W3C home > Mailing lists > Public > public-ws-addressing@w3.org > November 2004

RE: ISSUE 8 : "Clarity and Safety"

From: Francisco Curbera <curbera@us.ibm.com>
Date: Mon, 22 Nov 2004 12:53:47 -0500
To: "Jonathan Marsh" <jmarsh@microsoft.com>
Cc: "Glen Daniels" <gdaniels@sonicsoftware.com>, public-ws-addressing@w3.org, public-ws-addressing-request@w3.org
Message-ID: <OFDA521C69.6267E6E3-ON85256F54.006141D7-85256F54.00624EE5@us.ibm.com>

Just to add my 2c to Jonathan's point. The assumption seems to be that a
requester will decide arbitrarily to add SOAP headers to its message
regardless of what is the contract with the endpoint. If a requester
decides to add a new transaction context ignoring the fact there is already
one in use (received from someone else), then the interaction is probably
going to break because s/he broke the contract - as specified by the Tx
protocol in use. If s/he decides to add a header that the endpoint is
already requiring as a ref. property, the requester is breaking the
contract as well (unless the semantics of that header allows multiple
copies). That is how contracts work, the limit your ability to do whatever
you like; it is not in any way an exclusive feature of reference


                      "Jonathan Marsh"                                                                                                         
                      <jmarsh@microsoft.com>          To:       "Glen Daniels" <gdaniels@sonicsoftware.com>, <public-ws-addressing@w3.org>     
                      Sent by:                        cc:                                                                                      
                      public-ws-addressing-req        Subject:  RE: ISSUE 8 : "Clarity and Safety"                                             
                      11/17/2004 03:39 PM                                                                                                      

Glen wrote:
> First, a layering problem - if I am to protect against such errors, my
> infrastructure should probably scan all my refp's to make sure they
> don't step on the toes of some "real" SOAP extension.  One might argue
> that this isn't necessary, and that you should just "trust the source
> the EPR", but I disagree - one could make the same argument against
> checking for nulls/bad data in methods on a C# or Java object.  If you
> provide a way for data (EPRs) that affects your SOAP processor to be
> supplied by the outside world, you open yourself up to errors in that
> data affecting your SOAP node in potentially unclear ways - especially
> since refp's lose their "refp-ness" once they get "header-ized". (this
> is the "safety" part)

I don't understand this.  You want to protect against getting an error,
presumably by generating a pre-emptive error.  The benefits of the
pre-emptive error aren't clear.  In my mind there are two cases, where
you have established trust in the EPR, and where you haven't.

It would be very helpful if you could be clearer about the (autological)
"potentially unclear" ways that a _trusted_ EPR can screw with your SOAP
node.  The only thing I can think of is that there might be namespace
clashes which might be a general problem with SOAP headers (e.g.
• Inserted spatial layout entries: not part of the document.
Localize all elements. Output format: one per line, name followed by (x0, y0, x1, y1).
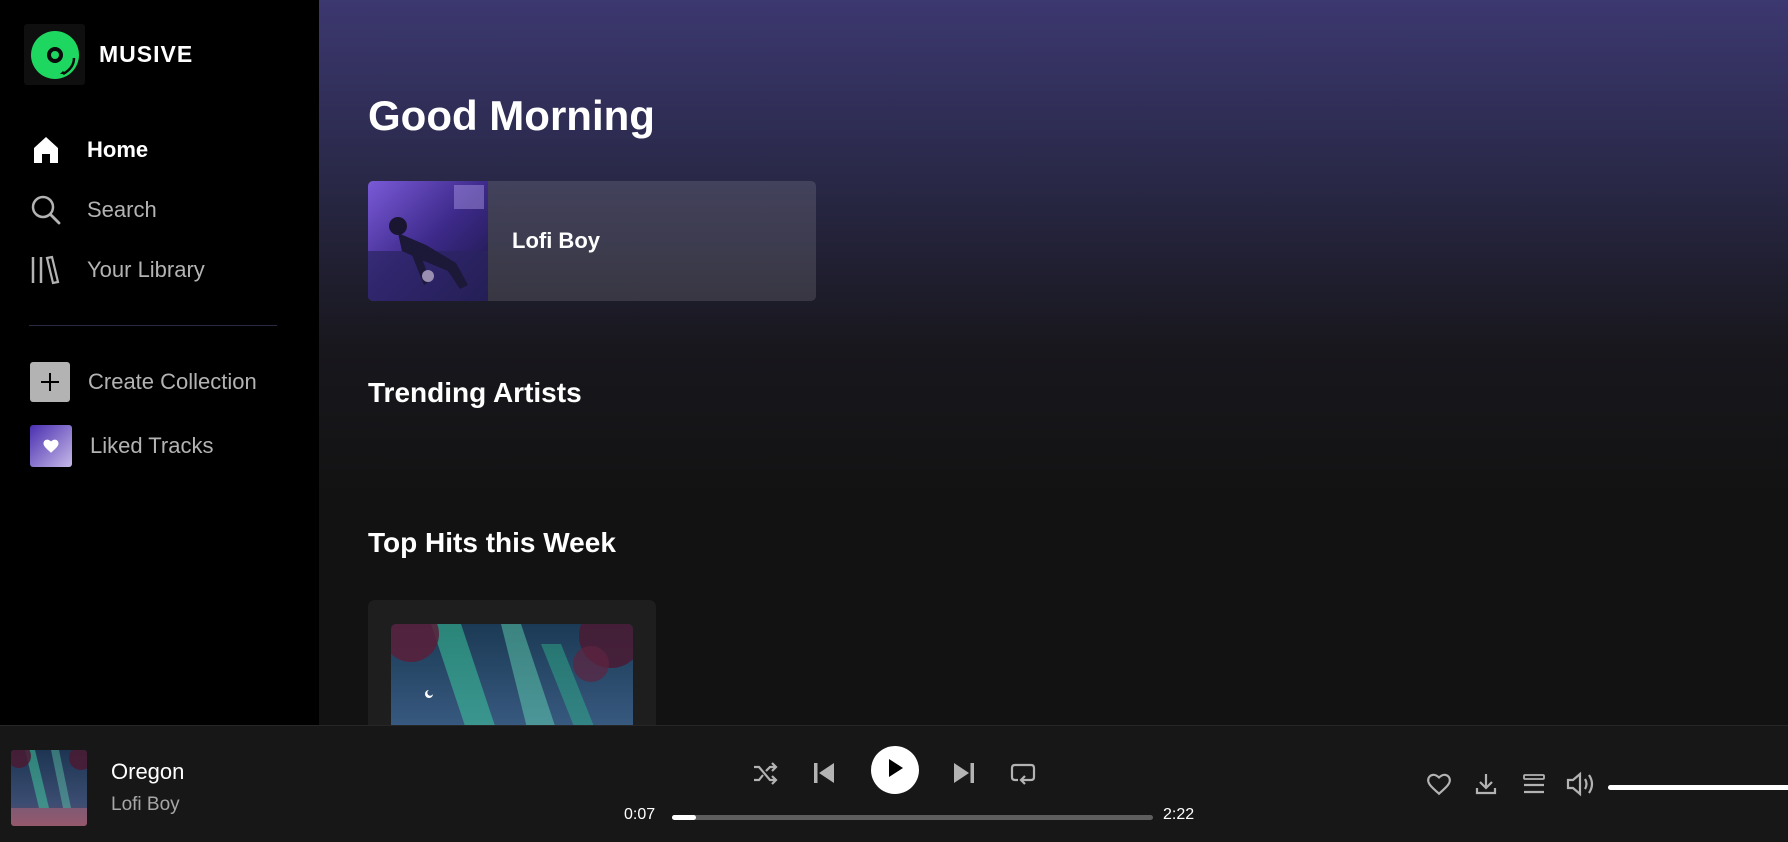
library-icon (30, 254, 62, 286)
liked-tracks-item[interactable]: Liked Tracks (0, 414, 319, 478)
download-button[interactable] (1472, 772, 1500, 800)
liked-tracks-label: Liked Tracks (90, 433, 214, 458)
main-content[interactable]: Good Morning Lofi Boy Trending Artists T… (319, 0, 1788, 725)
plus-icon (30, 362, 70, 402)
download-icon (1474, 772, 1498, 801)
album-art (368, 181, 488, 301)
shuffle-button[interactable] (749, 759, 781, 791)
shuffle-icon (751, 759, 779, 792)
player-bar: Oregon Lofi Boy 0:07 2:22 (0, 725, 1788, 842)
logo-icon (24, 24, 85, 85)
sidebar-item-home[interactable]: Home (0, 120, 319, 180)
total-time: 2:22 (1163, 806, 1195, 823)
previous-icon (811, 760, 837, 791)
previous-button[interactable] (808, 759, 840, 791)
quick-pick-card[interactable]: Lofi Boy (368, 181, 816, 301)
queue-button[interactable] (1520, 772, 1548, 800)
queue-icon (1521, 772, 1547, 801)
brand-name: MUSIVE (99, 41, 194, 67)
logo[interactable]: MUSIVE (24, 24, 193, 85)
next-button[interactable] (948, 759, 980, 791)
sidebar-item-label: Home (87, 137, 149, 162)
sidebar-item-search[interactable]: Search (0, 180, 319, 240)
volume-icon (1565, 771, 1597, 802)
progress-fill (672, 815, 697, 820)
now-playing-artist[interactable]: Lofi Boy (111, 794, 180, 816)
sidebar-item-label: Search (87, 197, 157, 222)
album-art (391, 624, 633, 725)
create-collection-button[interactable]: Create Collection (0, 350, 319, 414)
current-time: 0:07 (624, 806, 656, 823)
search-icon (30, 194, 62, 226)
create-collection-label: Create Collection (88, 369, 257, 394)
repeat-icon (1009, 759, 1037, 792)
volume-slider[interactable] (1608, 785, 1788, 790)
home-icon (30, 134, 62, 166)
volume-fill (1608, 785, 1788, 790)
sidebar-item-label: Your Library (87, 257, 205, 282)
next-icon (951, 760, 977, 791)
top-hit-card[interactable] (368, 600, 656, 725)
play-button[interactable] (871, 746, 919, 794)
top-hits-heading: Top Hits this Week (368, 527, 616, 558)
sidebar: MUSIVE Home Search Your Library Create C… (0, 0, 319, 725)
now-playing-title[interactable]: Oregon (111, 759, 184, 785)
sidebar-divider (29, 325, 277, 326)
trending-artists-heading: Trending Artists (368, 377, 582, 408)
page-title: Good Morning (368, 92, 655, 139)
now-playing-art[interactable] (11, 750, 87, 826)
quick-pick-title: Lofi Boy (512, 228, 600, 253)
play-icon (885, 757, 905, 784)
sidebar-collections: Create Collection Liked Tracks (0, 350, 319, 478)
sidebar-nav: Home Search Your Library (0, 120, 319, 300)
progress-bar[interactable] (672, 815, 1153, 820)
heart-icon (30, 425, 72, 467)
repeat-button[interactable] (1007, 759, 1039, 791)
sidebar-item-library[interactable]: Your Library (0, 240, 319, 300)
heart-icon (1426, 772, 1452, 801)
volume-button[interactable] (1565, 771, 1597, 802)
like-button[interactable] (1425, 772, 1453, 800)
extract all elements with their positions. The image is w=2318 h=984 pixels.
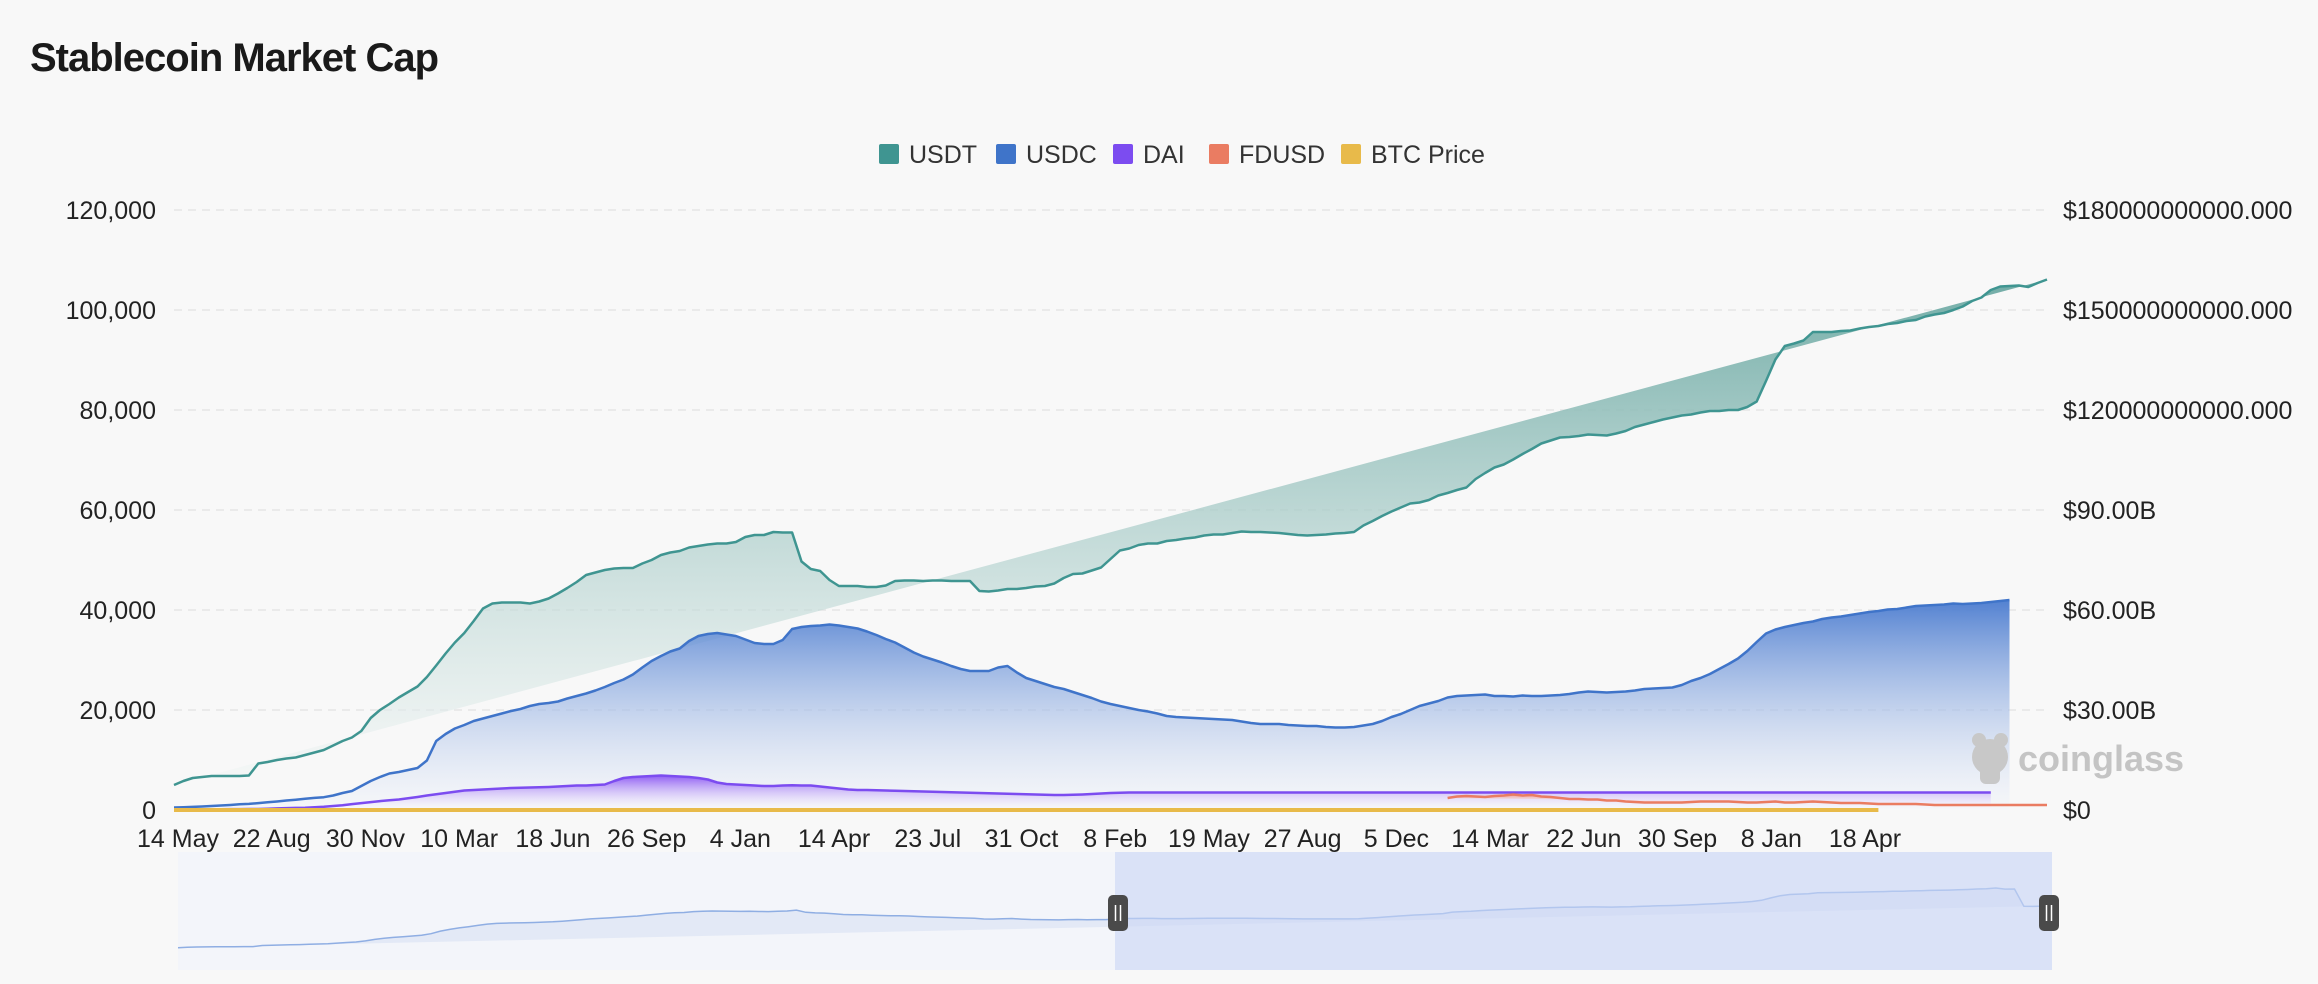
legend-label: DAI bbox=[1143, 141, 1185, 169]
left-axis-tick-label: 0 bbox=[142, 797, 156, 825]
x-axis-tick-label: 27 Aug bbox=[1264, 825, 1342, 853]
navigator-right-handle[interactable] bbox=[2039, 895, 2059, 931]
x-axis-tick-label: 26 Sep bbox=[607, 825, 686, 853]
legend[interactable]: USDT USDC DAI FDUSD BTC Price bbox=[879, 141, 1485, 169]
x-axis-tick-label: 14 Mar bbox=[1451, 825, 1529, 853]
x-axis-tick-label: 31 Oct bbox=[985, 825, 1059, 853]
legend-item-btc-price[interactable]: BTC Price bbox=[1341, 141, 1485, 169]
x-axis-tick-label: 23 Jul bbox=[894, 825, 961, 853]
x-axis-tick-label: 10 Mar bbox=[420, 825, 498, 853]
legend-label: USDT bbox=[909, 141, 977, 169]
legend-label: BTC Price bbox=[1371, 141, 1485, 169]
legend-label: FDUSD bbox=[1239, 141, 1325, 169]
navigator-selection[interactable] bbox=[1115, 852, 2052, 970]
x-axis-tick-label: 5 Dec bbox=[1364, 825, 1429, 853]
legend-swatch bbox=[1113, 144, 1133, 164]
right-axis-tick-label: $30.00B bbox=[2063, 697, 2156, 725]
left-axis-tick-label: 20,000 bbox=[80, 697, 156, 725]
left-axis-tick-label: 100,000 bbox=[66, 297, 156, 325]
legend-swatch bbox=[996, 144, 1016, 164]
x-axis-tick-label: 30 Nov bbox=[326, 825, 406, 853]
legend-item-fdusd[interactable]: FDUSD bbox=[1209, 141, 1325, 169]
watermark-text: coinglass bbox=[2018, 738, 2184, 779]
legend-swatch bbox=[1341, 144, 1361, 164]
x-axis-tick-label: 8 Jan bbox=[1741, 825, 1802, 853]
x-axis-tick-label: 14 May bbox=[137, 825, 219, 853]
range-navigator[interactable] bbox=[177, 852, 2059, 970]
navigator-left-handle[interactable] bbox=[1108, 895, 1128, 931]
chart: 0 20,000 40,000 60,000 80,000 100,000 120,000 $… bbox=[66, 141, 2292, 970]
x-axis-tick-label: 19 May bbox=[1168, 825, 1250, 853]
series-areas bbox=[173, 278, 2048, 811]
left-axis-tick-label: 120,000 bbox=[66, 197, 156, 225]
right-axis-tick-label: $120000000000.000 bbox=[2063, 397, 2292, 425]
left-axis-tick-label: 40,000 bbox=[80, 597, 156, 625]
right-axis-tick-label: $0 bbox=[2063, 797, 2091, 825]
right-axis-tick-label: $90.00B bbox=[2063, 497, 2156, 525]
x-axis-tick-label: 30 Sep bbox=[1638, 825, 1717, 853]
x-axis-tick-label: 14 Apr bbox=[798, 825, 870, 853]
legend-label: USDC bbox=[1026, 141, 1097, 169]
x-axis-tick-label: 18 Jun bbox=[515, 825, 590, 853]
legend-item-usdc[interactable]: USDC bbox=[996, 141, 1097, 169]
legend-item-usdt[interactable]: USDT bbox=[879, 141, 977, 169]
x-axis-tick-label: 22 Aug bbox=[233, 825, 311, 853]
legend-swatch bbox=[879, 144, 899, 164]
legend-item-dai[interactable]: DAI bbox=[1113, 141, 1185, 169]
left-axis-tick-label: 60,000 bbox=[80, 497, 156, 525]
left-axis-tick-label: 80,000 bbox=[80, 397, 156, 425]
right-axis-tick-label: $60.00B bbox=[2063, 597, 2156, 625]
x-axis-tick-label: 22 Jun bbox=[1546, 825, 1621, 853]
right-axis-tick-label: $150000000000.000 bbox=[2063, 297, 2292, 325]
x-axis-tick-label: 8 Feb bbox=[1083, 825, 1147, 853]
x-axis-tick-label: 4 Jan bbox=[710, 825, 771, 853]
right-axis-tick-label: $180000000000.000 bbox=[2063, 197, 2292, 225]
legend-swatch bbox=[1209, 144, 1229, 164]
x-axis-tick-label: 18 Apr bbox=[1829, 825, 1901, 853]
I
insert my:header to mean one thing and you insert my:header to mean
something else, though presumably only one of us has authority to use
the namespace bound to 'my'.)

I don't believe anyone is forced to use an EPR that they receive if they
can't establish trust.  If you want to implement some process for
validating your EPRs using a NetNanny-type filter or heuristics such as
you outline above, that's outside the scope of the spec and therefore
perfectly fine.  WS-A only talks about what the endpoint expects you to
do once you decide to use the EPR to construct and send a message.